Kazaların nedenleri
Sektörümüzde ekonomik koşulların yarattığı sosyal ve ekonomik bir travma var. Bu travma, kazançsızlık ve borçlarla birlikte sosyal çöküntüye neden oluyor; çalışma koşullarını, insan psikolojisini zorluyor. Bunlar göz ardı edilecek konular değil. Özellikle yüksek vergilerin yarattıklarıyla birlikte akaryakıt ve işletme giderleri, otobüs işletmeciliğini sektörler arası ve sektör içi haksız ve yıkıcı rekabete sürüklüyor.
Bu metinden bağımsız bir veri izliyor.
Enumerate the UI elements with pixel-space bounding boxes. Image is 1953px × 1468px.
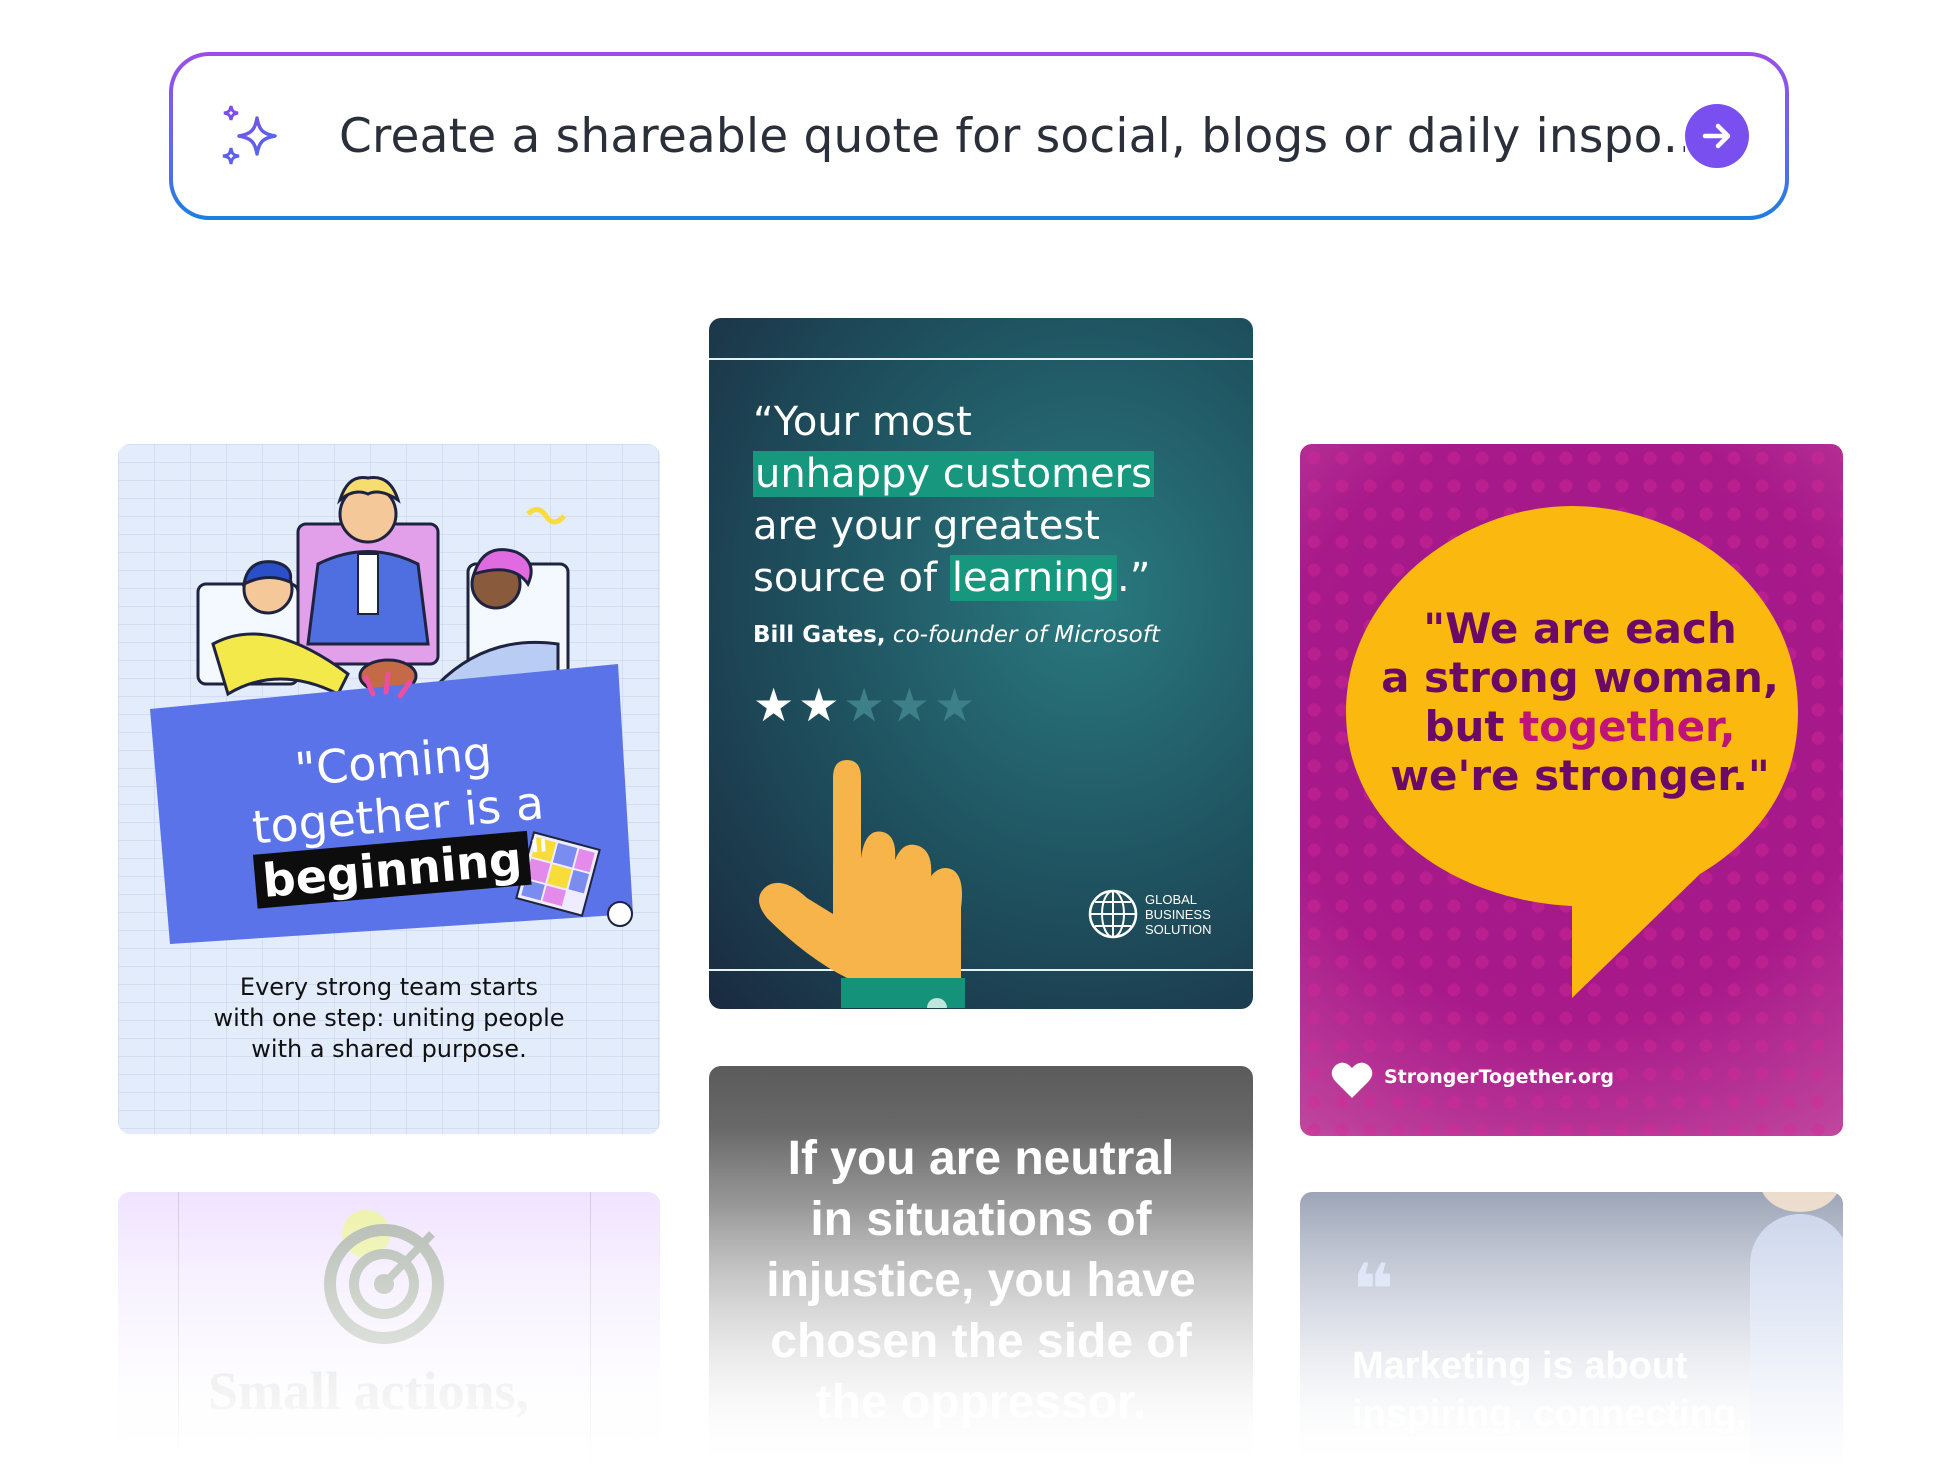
customers-quote-line1: “Your most <box>753 399 972 445</box>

Lastikleri ekonomik koşullardan dolayı zamanında değiştirmemek, başkasının ehliyetini kullanmak Bakanlığın çözeceği sorunlar değil. Firmaların biraz sorumluluk alması lazım. Yol denetimlerinin mutlaka yapılması lazım. Sürat denetimleri çok iyi yapılıyor, ancak kaptanların araç kullanma sürelerinin yeterli denetlendiğine inanmıyorum. İkinci, üçüncü şoförü araca koyamamak da ekonomik travmanın yarattığı bir sonuçtur.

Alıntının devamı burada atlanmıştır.